И незнакомец ушел поспешно.
– Вы удивляетесь моему знакомому? – сказал мне Смыслинский.
– Совсем нет, но я желал бы знать…
– А вот видите – это добрейшее создание, какое только есть в мире, господин Рудольф; не дивитесь, что он так чисто говорит по-русски: Рудольф мой немец только по имени; отец его был лекарем, а сын родился и вырос между русскими. Он сам рассказывает, как он учился медицине, и славно было выучился, но совесть не допустила его сделаться медиком. Он пошел в статскую службу, не умел выслуживаться, и вот двадцать пять лет, как он в отставке, поселился в Москве, завел перчаточную фабрику, шьет и кроит перчатки и был бы счастливейшим в мире человеком, если бы не многочисленное семейство, не честность, не юношеская пылкость, которой не потушили в нем годы. Его обманывают, обкрадывают; он смеется и не заботится о том, говоря, что, слава богу, сыт. Пару морщин провели у него только в последние годы кой-какие семейные обстоятельства…
Словоохотный старик готов был рассказать мне всю историю своего старого приятеля, если бы я не перебил его вопросом, что значили слова: «Поздравляю в двадцать первый раз?»
– Значит то, что двадцать лет сряду он поздравляет меня с именинами и проводит вечер именин у меня. Надеюсь видеть вас также в числе добрых моих гостей? В восемь часов, даже и в семь, мы рады вам будем.
– Я боюсь быть в тягость…
– А почему бы так? Вы, молодые люди, попляшете, а мы посмотрим… А там и о деле поговорим…
Не знаю, что-то привлекало меня к старику и его приятелю. Мне в первый раз случилось увидеть такое отсутствие всех форм, что-то такое грубое, но честное и доброе, старинное дедовское – мне казалось, что я читаю Лафонтенов[7] роман.

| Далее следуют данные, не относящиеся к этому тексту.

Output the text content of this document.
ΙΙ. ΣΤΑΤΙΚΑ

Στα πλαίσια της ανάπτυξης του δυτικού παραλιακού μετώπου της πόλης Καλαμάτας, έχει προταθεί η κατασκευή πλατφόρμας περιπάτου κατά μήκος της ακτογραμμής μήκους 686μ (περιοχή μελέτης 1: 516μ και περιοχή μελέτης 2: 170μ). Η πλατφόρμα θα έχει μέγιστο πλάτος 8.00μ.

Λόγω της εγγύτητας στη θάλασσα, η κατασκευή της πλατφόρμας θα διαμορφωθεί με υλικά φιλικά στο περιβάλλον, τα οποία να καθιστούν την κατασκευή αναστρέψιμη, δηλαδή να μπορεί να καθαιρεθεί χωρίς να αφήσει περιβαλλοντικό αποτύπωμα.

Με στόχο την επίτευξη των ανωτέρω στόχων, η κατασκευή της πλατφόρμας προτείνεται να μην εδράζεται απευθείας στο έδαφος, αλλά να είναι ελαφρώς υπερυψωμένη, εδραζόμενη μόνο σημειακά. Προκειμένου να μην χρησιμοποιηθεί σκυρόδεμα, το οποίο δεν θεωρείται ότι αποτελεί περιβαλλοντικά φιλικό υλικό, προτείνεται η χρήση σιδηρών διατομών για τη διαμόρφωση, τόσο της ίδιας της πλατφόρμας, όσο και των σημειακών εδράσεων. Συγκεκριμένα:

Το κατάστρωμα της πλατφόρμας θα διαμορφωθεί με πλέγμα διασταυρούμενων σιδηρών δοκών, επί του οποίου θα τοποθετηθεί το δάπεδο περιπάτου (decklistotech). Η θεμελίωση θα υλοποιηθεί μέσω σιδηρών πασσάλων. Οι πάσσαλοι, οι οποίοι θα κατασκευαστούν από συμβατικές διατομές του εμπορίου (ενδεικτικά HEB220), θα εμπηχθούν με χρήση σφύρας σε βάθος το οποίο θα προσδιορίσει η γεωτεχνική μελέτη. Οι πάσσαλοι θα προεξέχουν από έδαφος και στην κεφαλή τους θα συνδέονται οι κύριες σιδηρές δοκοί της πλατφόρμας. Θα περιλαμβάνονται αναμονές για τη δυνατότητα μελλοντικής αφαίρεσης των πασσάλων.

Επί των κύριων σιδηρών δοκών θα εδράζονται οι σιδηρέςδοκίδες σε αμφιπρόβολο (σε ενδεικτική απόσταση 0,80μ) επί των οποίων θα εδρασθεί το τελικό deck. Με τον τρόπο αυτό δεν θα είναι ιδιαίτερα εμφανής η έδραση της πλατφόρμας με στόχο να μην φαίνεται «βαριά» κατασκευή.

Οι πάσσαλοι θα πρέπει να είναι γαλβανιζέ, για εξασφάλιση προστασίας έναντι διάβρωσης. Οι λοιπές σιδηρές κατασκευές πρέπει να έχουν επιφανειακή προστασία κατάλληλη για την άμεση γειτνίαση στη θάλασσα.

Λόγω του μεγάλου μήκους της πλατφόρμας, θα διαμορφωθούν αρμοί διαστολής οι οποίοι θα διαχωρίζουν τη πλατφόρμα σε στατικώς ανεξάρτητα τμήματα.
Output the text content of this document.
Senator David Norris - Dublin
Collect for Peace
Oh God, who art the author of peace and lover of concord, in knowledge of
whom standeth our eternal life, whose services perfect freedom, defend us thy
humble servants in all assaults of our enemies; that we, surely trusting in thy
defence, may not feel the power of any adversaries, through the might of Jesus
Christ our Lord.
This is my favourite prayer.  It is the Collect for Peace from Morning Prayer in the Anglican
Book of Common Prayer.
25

Я пришел к Смыслинскому на вечер.
В добром был я расположении, и ничто не казалось мне смешным, может быть оттого, что мне так уж надоели великолепные будуары и салоны. Чистый, светленький мещанский домик, простота обхождения, простые лица, громкий хохот, шутки, для меня непонятные, но не знаю чем смешившие все собрание, две скрыпки и бас, затеснившие маленькую прихожую, гости, поочередно целовавшие всех и каждого, свой мир разговоров, молодежь в коричневых фраках с фигурными светлыми пуговицами, в жилетах с бархатными отворотами, девушки такие плотные, краснощекие, матери, сидевшие рядком, отцы, засевшие играть по грошу в бостон, пунш, поданный в стаканах, – ничто не казалось мне смешно. Весь собравшийся народ совершенно знал друг друга. Каждый из гостей отводил кого-нибудь в сторону и спрашивал обо мне, просто указывая на меня пальцем. Скрыпки наконец запищали: «Не шей ты мне, матушка, красный сарафан» – все, что могло плясать, стало в ряды, и, при топоте мужчин, началась кадриль. Соло было выделываемо со всею танцорскою тщательностью. Обо мне забыли, и я мог наблюдать из уголка. К счастью, я был в сюртуке, отказался от танцев, и много мыслей пролетело в моей голове. Беспечное веселье, бог знает где, в Таганке, смесь образования, мод, лиц без страстей и выражений – и главное: чему они тут радуются, чем они тут веселятся? Вот что занимало меня.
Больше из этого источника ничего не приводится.